Obviously, this was an activity that was never contemplated by the original design of SS7.  When a long distance call is placed, it is handed off from your local phone company to an interexchange carrier (typically your long distance company).  If you're using a VoIP calling service, the process is essentially the same.  However, interexchange carriers don't always route calls over their own network.  Now that traffic is carried by VoIP on the back end, it can easily be routed using a "least cost routing" table.

What is the least cost routing for any call?

When you're delivering the traffic as a local call and not paying access charges, of course!  Unscrupulous carriers began modifying the CN (Charge Number) field at the time calls were delivered to the tandem closest to the destination, substituting a local number for the originating number.  And like magic, there were no access charges!

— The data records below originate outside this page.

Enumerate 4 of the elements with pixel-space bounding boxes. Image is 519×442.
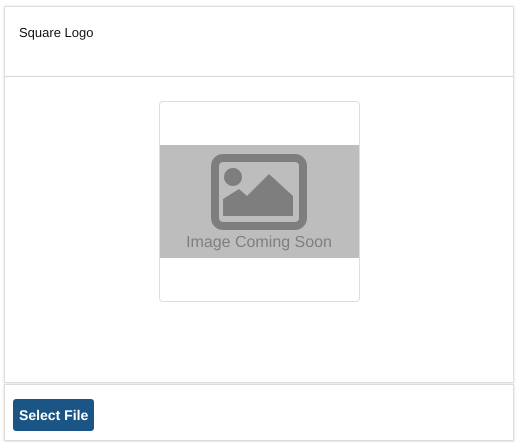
placeholder-caption: Image Coming Soon	[186, 234, 332, 252]
select-file-button[interactable]: Select File	[13, 399, 94, 431]
image-icon	[211, 154, 307, 230]
card-title: Square Logo	[19, 25, 94, 40]
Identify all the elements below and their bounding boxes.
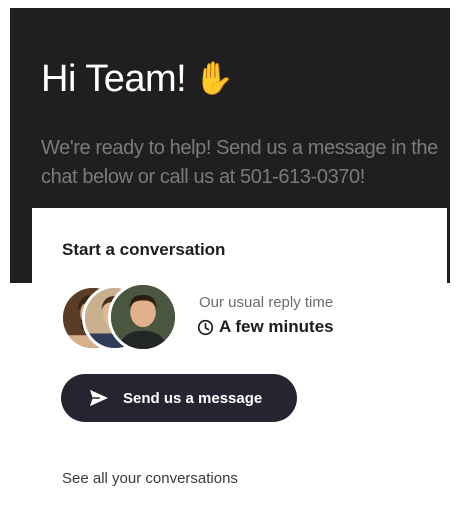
conversation-card: Start a conversation Our usual reply tim… <box>32 208 447 506</box>
team-avatars <box>60 282 180 354</box>
reply-time: A few minutes <box>197 317 334 337</box>
chat-widget: Hi Team! ✋ We're ready to help! Send us a… <box>0 0 457 506</box>
see-all-conversations-link[interactable]: See all your conversations <box>62 470 238 487</box>
waving-hand-icon: ✋ <box>194 59 234 97</box>
greeting-heading: Hi Team! ✋ <box>41 58 234 101</box>
send-message-label: Send us a message <box>123 389 263 407</box>
clock-icon <box>197 319 214 335</box>
team-member-avatar <box>108 282 178 352</box>
card-title: Start a conversation <box>62 240 226 259</box>
reply-time-value: A few minutes <box>219 317 334 336</box>
greeting-text: Hi Team! <box>41 58 187 100</box>
intro-text: We're ready to help! Send us a message i… <box>41 137 438 188</box>
send-message-button[interactable]: Send us a message <box>61 374 297 422</box>
reply-time-label: Our usual reply time <box>199 294 334 311</box>
paper-plane-icon <box>90 389 108 407</box>
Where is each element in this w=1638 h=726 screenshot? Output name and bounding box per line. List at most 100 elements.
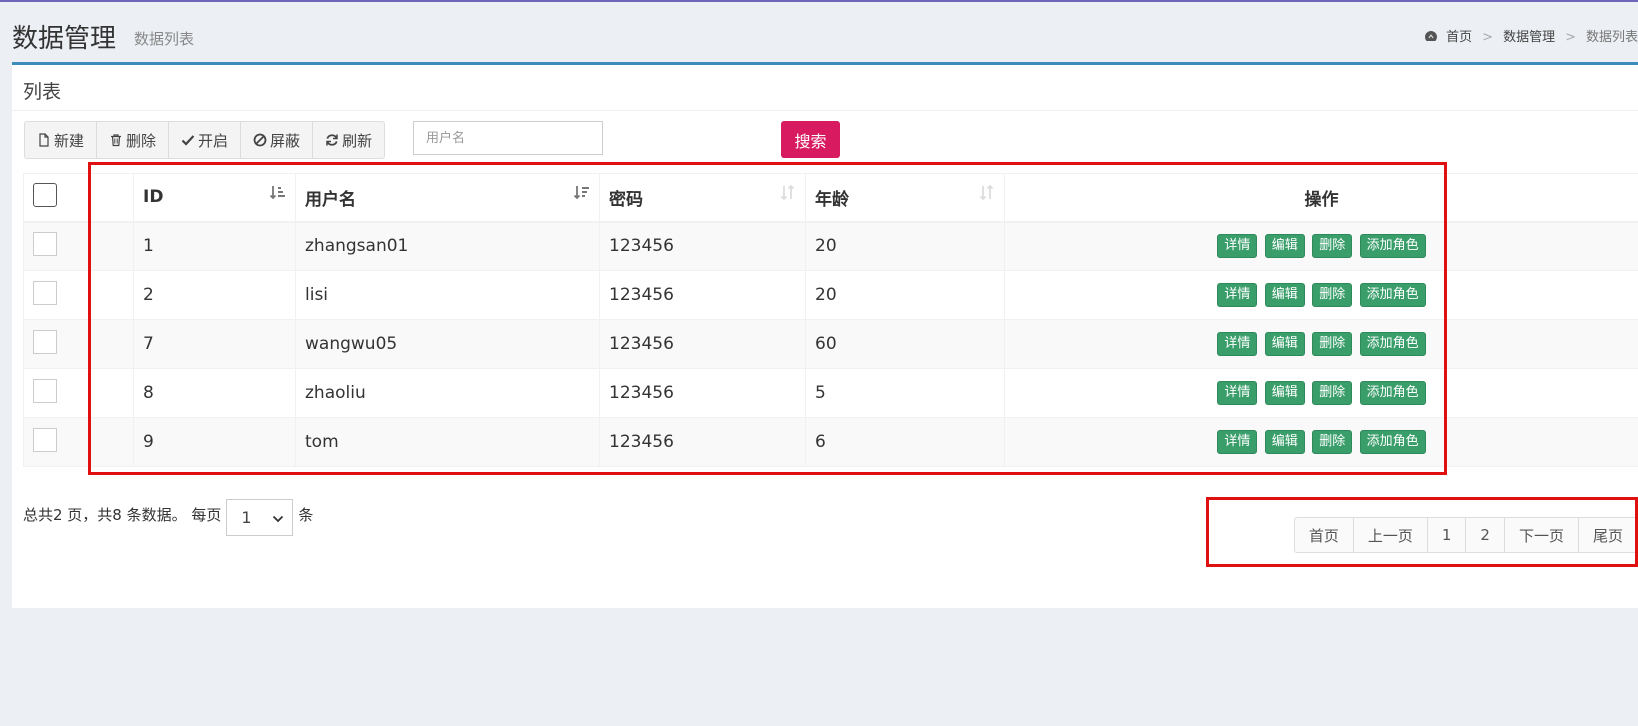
cell-password: 123456 xyxy=(599,417,806,467)
column-header-actions: 操作 xyxy=(1004,173,1638,223)
page-2[interactable]: 2 xyxy=(1466,518,1505,552)
data-table: ID 用户名 密码 年龄 操作 1 zhangsan01 123456 20 详… xyxy=(23,173,1638,467)
cell-actions: 详情 编辑 删除 添加角色 xyxy=(1004,368,1638,418)
cell-actions: 详情 编辑 删除 添加角色 xyxy=(1004,319,1638,369)
toolbar-button-group: 新建 删除 开启 屏蔽 刷新 xyxy=(24,121,386,159)
cell-password: 123456 xyxy=(599,368,806,418)
row-select-cell xyxy=(23,417,134,467)
detail-button[interactable]: 详情 xyxy=(1217,332,1258,356)
page-prev[interactable]: 上一页 xyxy=(1354,518,1428,552)
page-first[interactable]: 首页 xyxy=(1295,518,1354,552)
row-checkbox[interactable] xyxy=(33,231,57,256)
new-button[interactable]: 新建 xyxy=(25,122,98,158)
row-select-cell xyxy=(23,368,134,418)
cell-actions: 详情 编辑 删除 添加角色 xyxy=(1004,417,1638,467)
column-header-password[interactable]: 密码 xyxy=(599,173,806,223)
row-delete-button[interactable]: 删除 xyxy=(1312,234,1353,259)
row-checkbox[interactable] xyxy=(33,280,57,305)
table-row: 2 lisi 123456 20 详情 编辑 删除 添加角色 xyxy=(23,270,1638,320)
edit-button[interactable]: 编辑 xyxy=(1264,234,1305,259)
add-role-button[interactable]: 添加角色 xyxy=(1359,430,1426,454)
table-header-row: ID 用户名 密码 年龄 操作 xyxy=(23,173,1638,223)
file-icon xyxy=(39,133,49,147)
trash-icon xyxy=(111,134,122,147)
page-size-select[interactable]: 1 xyxy=(226,499,294,536)
cell-username: zhangsan01 xyxy=(295,221,600,271)
page-title: 数据管理 xyxy=(12,24,117,54)
table-row: 9 tom 123456 6 详情 编辑 删除 添加角色 xyxy=(23,417,1638,467)
detail-button[interactable]: 详情 xyxy=(1217,283,1258,307)
breadcrumb-data-manage[interactable]: 数据管理 xyxy=(1503,26,1555,45)
refresh-button[interactable]: 刷新 xyxy=(313,122,384,158)
edit-button[interactable]: 编辑 xyxy=(1264,332,1305,356)
sort-asc-icon[interactable] xyxy=(269,184,287,202)
refresh-icon xyxy=(326,134,338,146)
column-header-id[interactable]: ID xyxy=(133,173,296,223)
page-next[interactable]: 下一页 xyxy=(1505,518,1579,552)
row-delete-button[interactable]: 删除 xyxy=(1312,283,1353,307)
block-button[interactable]: 屏蔽 xyxy=(241,122,314,158)
chevron-down-icon xyxy=(273,515,284,523)
add-role-button[interactable]: 添加角色 xyxy=(1359,332,1426,356)
row-delete-button[interactable]: 删除 xyxy=(1312,332,1353,356)
edit-button[interactable]: 编辑 xyxy=(1264,430,1305,454)
breadcrumb-current: 数据列表 xyxy=(1585,30,1638,45)
cell-username: zhaoliu xyxy=(295,368,600,418)
breadcrumb-home[interactable]: 首页 xyxy=(1446,26,1472,45)
table-row: 7 wangwu05 123456 60 详情 编辑 删除 添加角色 xyxy=(23,319,1638,369)
pagination: 首页 上一页 1 2 下一页 尾页 xyxy=(1293,517,1638,553)
check-icon xyxy=(181,135,195,146)
cell-id: 8 xyxy=(133,368,296,418)
detail-button[interactable]: 详情 xyxy=(1217,381,1258,405)
row-delete-button[interactable]: 删除 xyxy=(1312,381,1353,405)
row-select-cell xyxy=(23,221,134,271)
row-select-cell xyxy=(23,270,134,320)
sort-icon[interactable] xyxy=(779,184,797,202)
add-role-button[interactable]: 添加角色 xyxy=(1359,381,1426,405)
cell-id: 2 xyxy=(133,270,296,320)
breadcrumb: 首页 > 数据管理 > 数据列表 xyxy=(1424,26,1638,45)
detail-button[interactable]: 详情 xyxy=(1217,234,1258,259)
list-box: 列表 新建 删除 开启 屏蔽 刷新 搜索 xyxy=(12,62,1638,608)
column-header-age[interactable]: 年龄 xyxy=(805,173,1005,223)
select-all-checkbox[interactable] xyxy=(33,182,57,207)
add-role-button[interactable]: 添加角色 xyxy=(1359,234,1426,259)
cell-password: 123456 xyxy=(599,319,806,369)
cell-id: 7 xyxy=(133,319,296,369)
table-row: 1 zhangsan01 123456 20 详情 编辑 删除 添加角色 xyxy=(23,221,1638,271)
add-role-button[interactable]: 添加角色 xyxy=(1359,283,1426,307)
pagination-summary: 总共2 页，共8 条数据。 每页 xyxy=(23,506,222,524)
sort-desc-icon[interactable] xyxy=(573,184,591,202)
row-checkbox[interactable] xyxy=(33,378,57,403)
select-all-cell xyxy=(23,173,134,223)
block-button-label: 屏蔽 xyxy=(270,131,301,150)
username-search-input[interactable] xyxy=(413,121,603,155)
cell-actions: 详情 编辑 删除 添加角色 xyxy=(1004,270,1638,320)
enable-button[interactable]: 开启 xyxy=(169,122,242,158)
detail-button[interactable]: 详情 xyxy=(1217,430,1258,454)
page-1[interactable]: 1 xyxy=(1428,518,1467,552)
breadcrumb-separator: > xyxy=(1565,30,1576,45)
ban-icon xyxy=(253,133,267,147)
cell-age: 60 xyxy=(805,319,1005,369)
search-button[interactable]: 搜索 xyxy=(781,121,840,158)
page-subtitle: 数据列表 xyxy=(134,30,195,48)
page-size-value: 1 xyxy=(241,508,252,527)
refresh-button-label: 刷新 xyxy=(342,131,373,150)
edit-button[interactable]: 编辑 xyxy=(1264,381,1305,405)
box-title: 列表 xyxy=(23,81,62,103)
sort-icon[interactable] xyxy=(978,184,996,202)
page-last[interactable]: 尾页 xyxy=(1579,518,1637,552)
top-accent-line xyxy=(0,0,1638,2)
cell-username: lisi xyxy=(295,270,600,320)
column-header-username[interactable]: 用户名 xyxy=(295,173,600,223)
row-delete-button[interactable]: 删除 xyxy=(1312,430,1353,454)
row-checkbox[interactable] xyxy=(33,329,57,354)
row-checkbox[interactable] xyxy=(33,427,57,452)
cell-actions: 详情 编辑 删除 添加角色 xyxy=(1004,221,1638,271)
cell-password: 123456 xyxy=(599,221,806,271)
dashboard-icon xyxy=(1424,30,1446,45)
delete-button[interactable]: 删除 xyxy=(97,122,170,158)
cell-password: 123456 xyxy=(599,270,806,320)
edit-button[interactable]: 编辑 xyxy=(1264,283,1305,307)
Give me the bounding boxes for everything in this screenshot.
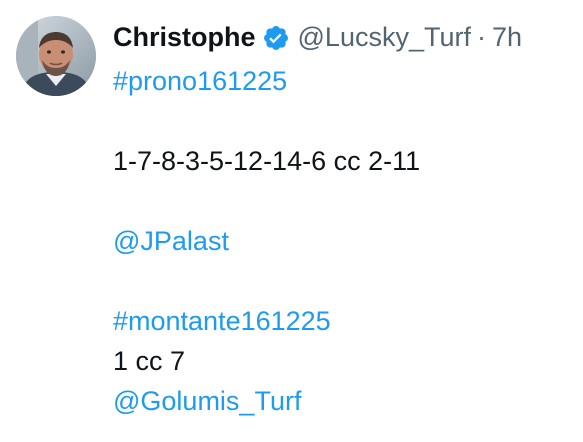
mention-jpalast[interactable]: @JPalast	[113, 226, 229, 256]
hashtag-prono[interactable]: #prono161225	[113, 66, 287, 96]
mention-golumis[interactable]: @Golumis_Turf	[113, 386, 301, 416]
tweet-header: Christophe @Lucsky_Turf · 7h	[113, 17, 522, 57]
montante-pick: 1 cc 7	[113, 346, 186, 376]
tweet-text: #prono161225 1-7-8-3-5-12-14-6 cc 2-11 @…	[113, 61, 573, 421]
avatar-image	[16, 16, 96, 96]
author-handle[interactable]: @Lucsky_Turf	[298, 17, 471, 57]
separator-dot: ·	[476, 22, 486, 52]
hashtag-montante[interactable]: #montante161225	[113, 306, 331, 336]
tweet[interactable]: Christophe @Lucsky_Turf · 7h #prono16122…	[0, 0, 583, 442]
verified-badge-icon[interactable]	[262, 23, 290, 51]
prediction-numbers: 1-7-8-3-5-12-14-6 cc 2-11	[113, 146, 421, 176]
author-name[interactable]: Christophe	[113, 17, 256, 57]
avatar[interactable]	[16, 16, 96, 96]
timestamp[interactable]: 7h	[492, 17, 522, 57]
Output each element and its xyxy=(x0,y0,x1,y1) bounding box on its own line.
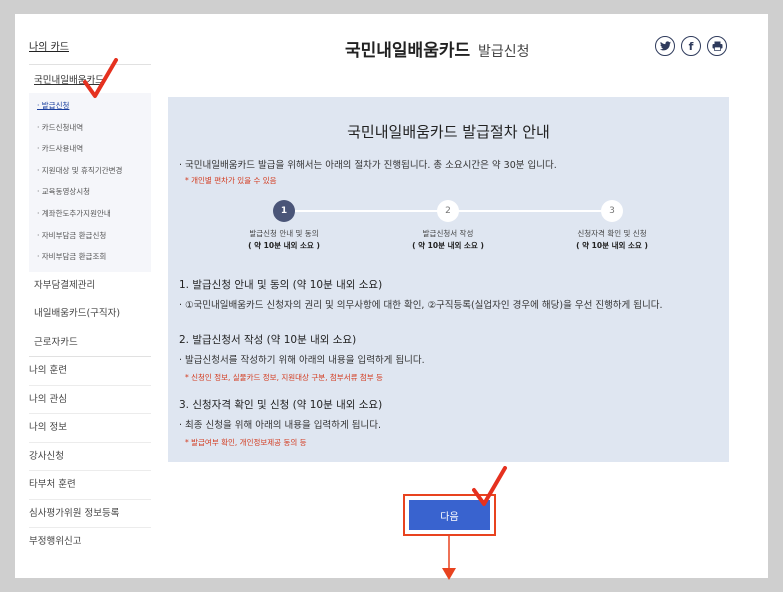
share-buttons: f xyxy=(655,36,727,56)
check-mark-icon xyxy=(472,466,507,506)
step-indicator: 1 발급신청 안내 및 동의 ( 약 10분 내외 소요 ) 2 발급신청서 작… xyxy=(168,200,729,260)
sidebar-subitem-education-video[interactable]: · 교육동영상시청 xyxy=(29,181,151,203)
sidebar-subitem-refund-inquiry[interactable]: · 자비부담금 환급조회 xyxy=(29,246,151,268)
facebook-icon[interactable]: f xyxy=(681,36,701,56)
page-title-main: 국민내일배움카드 xyxy=(345,41,471,61)
sidebar-item-self-payment[interactable]: 자부담결제관리 xyxy=(29,272,151,301)
section-3: 3. 신청자격 확인 및 신청 (약 10분 내외 소요) · 최종 신청을 위… xyxy=(179,397,382,448)
section-2-text: · 발급신청서를 작성하기 위해 아래의 내용을 입력하게 됩니다. xyxy=(179,355,425,366)
sidebar-subitem-refund-apply[interactable]: · 자비부담금 환급신청 xyxy=(29,225,151,247)
twitter-icon[interactable] xyxy=(655,36,675,56)
guide-title: 국민내일배움카드 발급절차 안내 xyxy=(347,123,550,141)
sidebar-item-reviewer-register[interactable]: 심사평가위원 정보등록 xyxy=(29,500,151,529)
guide-note-red: * 개인별 편차가 있을 수 있음 xyxy=(185,176,277,185)
content-frame: 나의 카드 국민내일배움카드 · 발급신청 · 카드신청내역 · 카드사용내역 … xyxy=(15,14,768,580)
sidebar-submenu: · 발급신청 · 카드신청내역 · 카드사용내역 · 지원대상 및 휴직기간변경… xyxy=(29,93,151,272)
sidebar-item-my-training[interactable]: 나의 훈련 xyxy=(29,357,151,386)
guide-note: · 국민내일배움카드 발급을 위해서는 아래의 절차가 진행됩니다. 총 소요시… xyxy=(179,160,557,171)
down-arrow-icon xyxy=(442,536,456,580)
section-2-heading: 2. 발급신청서 작성 (약 10분 내외 소요) xyxy=(179,334,357,346)
section-2: 2. 발급신청서 작성 (약 10분 내외 소요) · 발급신청서를 작성하기 … xyxy=(179,332,425,383)
page-title-sub: 발급신청 xyxy=(478,44,530,60)
section-2-note: * 신청인 정보, 실물카드 정보, 지원대상 구분, 첨부서류 첨부 등 xyxy=(185,373,383,382)
sidebar-subitem-usage-history[interactable]: · 카드사용내역 xyxy=(29,138,151,160)
step-1-label: 발급신청 안내 및 동의 xyxy=(249,229,319,238)
sidebar-subitem-eligibility-change[interactable]: · 지원대상 및 휴직기간변경 xyxy=(29,160,151,182)
check-mark-icon xyxy=(83,58,118,98)
section-1-heading: 1. 발급신청 안내 및 동의 (약 10분 내외 소요) xyxy=(179,279,383,291)
sidebar-item-other-ministry-training[interactable]: 타부처 훈련 xyxy=(29,471,151,500)
step-2-number: 2 xyxy=(437,200,459,222)
print-icon[interactable] xyxy=(707,36,727,56)
step-2-label: 발급신청서 작성 xyxy=(422,229,474,238)
sidebar-subitem-limit-info[interactable]: · 계좌한도추가지원안내 xyxy=(29,203,151,225)
sidebar-subitem-application-history[interactable]: · 카드신청내역 xyxy=(29,117,151,139)
sidebar-item-misconduct-report[interactable]: 부정행위신고 xyxy=(29,528,151,557)
sidebar-item-worker-card[interactable]: 근로자카드 xyxy=(29,329,151,358)
step-1-number: 1 xyxy=(273,200,295,222)
step-3-number: 3 xyxy=(601,200,623,222)
sidebar-item-my-info[interactable]: 나의 정보 xyxy=(29,414,151,443)
sidebar: 나의 카드 국민내일배움카드 · 발급신청 · 카드신청내역 · 카드사용내역 … xyxy=(29,32,151,557)
section-3-note: * 발급여부 확인, 개인정보제공 동의 등 xyxy=(185,438,307,447)
section-1-text: · ①국민내일배움카드 신청자의 권리 및 의무사항에 대한 확인, ②구직등록… xyxy=(179,300,663,311)
page-title: 국민내일배움카드 발급신청 xyxy=(345,36,530,61)
section-3-heading: 3. 신청자격 확인 및 신청 (약 10분 내외 소요) xyxy=(179,399,383,411)
step-3: 3 신청자격 확인 및 신청 ( 약 10분 내외 소요 ) xyxy=(542,200,682,252)
section-1: 1. 발급신청 안내 및 동의 (약 10분 내외 소요) · ①국민내일배움카… xyxy=(179,277,663,311)
step-1-time: ( 약 10분 내외 소요 ) xyxy=(248,241,320,250)
sidebar-item-instructor-apply[interactable]: 강사신청 xyxy=(29,443,151,472)
step-3-label: 신청자격 확인 및 신청 xyxy=(577,229,647,238)
sidebar-item-my-interest[interactable]: 나의 관심 xyxy=(29,386,151,415)
issuance-guide-panel: 국민내일배움카드 발급절차 안내 · 국민내일배움카드 발급을 위해서는 아래의… xyxy=(168,97,729,462)
step-2-time: ( 약 10분 내외 소요 ) xyxy=(412,241,484,250)
section-3-text: · 최종 신청을 위해 아래의 내용을 입력하게 됩니다. xyxy=(179,420,381,431)
step-3-time: ( 약 10분 내외 소요 ) xyxy=(576,241,648,250)
step-2: 2 발급신청서 작성 ( 약 10분 내외 소요 ) xyxy=(378,200,518,252)
step-1: 1 발급신청 안내 및 동의 ( 약 10분 내외 소요 ) xyxy=(214,200,354,252)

Well, if you want to get the attention of phone companies, mess with billing.

By 2008, lobbying by rural phone companies was intense.  There was even a Congressional hearing.  The issue reached a fever pitch in 2010, with loud protests from rural carriers who were being shorted.  In the middle of all of this, Congress passed the Truth in Caller ID Act, which addressed spoofed and bogus calls (a different part of the SS7 problem).

With this much momentum, the FCC had a real opportunity to (mostly) phase out SS7, limit who could access the network, and transition the phone system to 21st century technology.

Instead, they decided to muddle through.  The existing networks remained in place and nothing got fixed, but the FCC issued an order requiring carriers to accurately report CN information and maintain it throughout the entire call path.  And while there were high initial hopes, the Truth in Caller ID Act was impossible to build any real implementation rules around because of technical problems and loopholes in the law.

If you have been a longtime reader of this column, you probably remember that rural carriers could once profit handsomely by generating large volumes of incoming calls, which gave rise to free conference calling services, free voicemail, and other services operating - improbably - from small towns in rural states.

This had been a thorn in the side of long distance companies for a long time, and although a two decades-long game of cat-and-mouse ensued (spanning complaints from rural carriers ranging from long distance carriers throttling and failing to complete calls to delivering phantom traffic), it became clear that revenue based on voice minutes was declining and no longer reliable.  The FCC, in one sweeping order, rendered the whole issue moot.  Access charges, a scheme in use since 1984, were to be phased out for large carriers by the middle of 2018, and for small carriers by the middle of 2020.

The Universal Service Fund would be maintained, but funded in other ways and prioritized around the build-out of broadband services.

Unfortunately, the phase-out of access charges meant that there wasn't any real long-term incentive to improve the architecture of SS7; billing was only temporarily threatened, so it wasn't worth the investment.  Carriers all over the country began applying for (and receiving) waivers from new CN delivery rules.  In all fairness, older telephone switches don't support this; some parts of rural Alaska still don't even use SS7!  However, the FCC also signed a consent order with Level 3, which was the largest offender in delivering phantom traffic.

Once again, the FCC is revisiting an issue for which the design and implementation of SS7 is the root cause, and once again there is a chance to make real improvements to the phone system.

We'll see what the new rule looks like, and how carriers agree to implement it.  Most are lobbying for a watered-down ruling that allows them to block bogus calls in the two specific categories referenced above, but doesn't require them to do so.

If there is no requirement, then expect the phone companies to show up with a begging bowl and stories about hardship and difficulty in implementing the feature.

And with that, it's time to bring another column to a close.  Have a wonderful spring, and I'll see you again in the summer!